The debugging savings reflect the compile-time error detection discussed in Section 2.7. With Python, misconfigured handoffs, missing tool schemas, and invalid provider references surface as runtime errors -- often in production, often at 3 AM. With Neam, the compiler catches these before deployment.
These figures are drawn from the Neam architecture paper (Govindaraj et al., 2026). Your actual costs will vary based on cloud provider, traffic patterns, and system complexity. The relative ratios, however, are consistent across measured deployments.
2.15 What Comes Next #
The next chapter explores the Neam language in depth: variables, types, expressions, control flow, functions, and all the foundational syntax you need before building more complex agent systems.
At this point you have:
- A complete Neam toolchain (9 executables + shared library)

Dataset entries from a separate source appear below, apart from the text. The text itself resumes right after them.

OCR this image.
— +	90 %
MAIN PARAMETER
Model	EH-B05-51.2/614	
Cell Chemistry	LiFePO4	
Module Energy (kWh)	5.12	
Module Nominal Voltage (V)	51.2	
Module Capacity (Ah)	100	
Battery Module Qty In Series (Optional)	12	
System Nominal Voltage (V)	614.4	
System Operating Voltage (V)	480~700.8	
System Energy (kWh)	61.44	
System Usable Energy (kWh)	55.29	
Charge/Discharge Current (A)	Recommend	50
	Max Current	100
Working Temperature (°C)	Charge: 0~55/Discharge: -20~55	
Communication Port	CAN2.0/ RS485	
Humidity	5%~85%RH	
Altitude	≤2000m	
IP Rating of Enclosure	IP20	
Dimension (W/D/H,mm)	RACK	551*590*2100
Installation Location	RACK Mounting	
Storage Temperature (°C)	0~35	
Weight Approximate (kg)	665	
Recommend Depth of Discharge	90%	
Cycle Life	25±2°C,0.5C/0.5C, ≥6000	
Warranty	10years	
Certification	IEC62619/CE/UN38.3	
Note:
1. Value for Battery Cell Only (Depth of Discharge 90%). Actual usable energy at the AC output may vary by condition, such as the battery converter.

- At least one configured LLM provider
- A verified build with passing tests
- An editor configured with LSP support
- Your first compiled and executed Neam agent program
You are ready to write Neam.
Exercises #
Exercise 2.1: Build from Source #
Clone the Neam repository, build it from source, and verify that all nine executables are produced. Record:
- Your operating system and version
- Your compiler version
- Your CMake version
- The total build time (use
time cmake --build . --parallel) - The sizes of the
neamcandneamexecutables
Exercise 2.2: Provider Configuration #
Set up at least two LLM providers (choose from OpenAI, Anthropic, Gemini, Ollama). Write a Neam program that queries both providers and prints their responses:
agent ProviderA {
provider: "openai"
model: "gpt-4o-mini"
system: "Identify yourself as Provider A."
}
agent ProviderB {
provider: "ollama"
model: "llama3"
system: "Identify yourself as Provider B."
}
{
emit "Provider A: " + ProviderA.ask("Who are you?");
emit "Provider B: " + ProviderB.ask("Who are you?");
}
Exercise 2.3: Watch Mode #
Use neam-cli --watch to run a program in watch mode. While it is running, modify the
agent's system prompt and save the file. Observe the automatic recompilation and
re-execution. Answer:
- How quickly does the watch mode detect changes?
- What happens if you introduce a syntax error?
- What happens if you fix the syntax error?
Exercise 2.4: Build Flags #
Rebuild Neam with NEAM_USE_HNSW=OFF and observe the difference:
cmake .. -DCMAKE_BUILD_TYPE=Release -DNEAM_USE_HNSW=OFF
cmake --build . --parallel
- How does the build time change?
- Do all tests still pass?
- What impact does this have on RAG functionality?
Exercise 2.5: Toolchain Exploration #
Run each of the following commands and describe what they do:
./neam-api --help
./neam-pkg --help
./neam-gym --help
./neam-cli --help
For neam-api, start the server on port 8080 and use curl to query the health
endpoint:
./neam-api --port 8080 &
curl http://localhost:8080/api/v1/health
Document the response format.
Exercise 2.6: Bytecode Inspection #
Compile the hello world program and examine the .neamb file:
./neamc hello.neam -o hello.neamb
xxd hello.neamb | head -20
- Can you identify the
NEAMmagic header in the hex dump? - Can you spot the string
"Hello, Neam!"in the constant pool section? - How large is the
.neambfile compared to the.neamsource?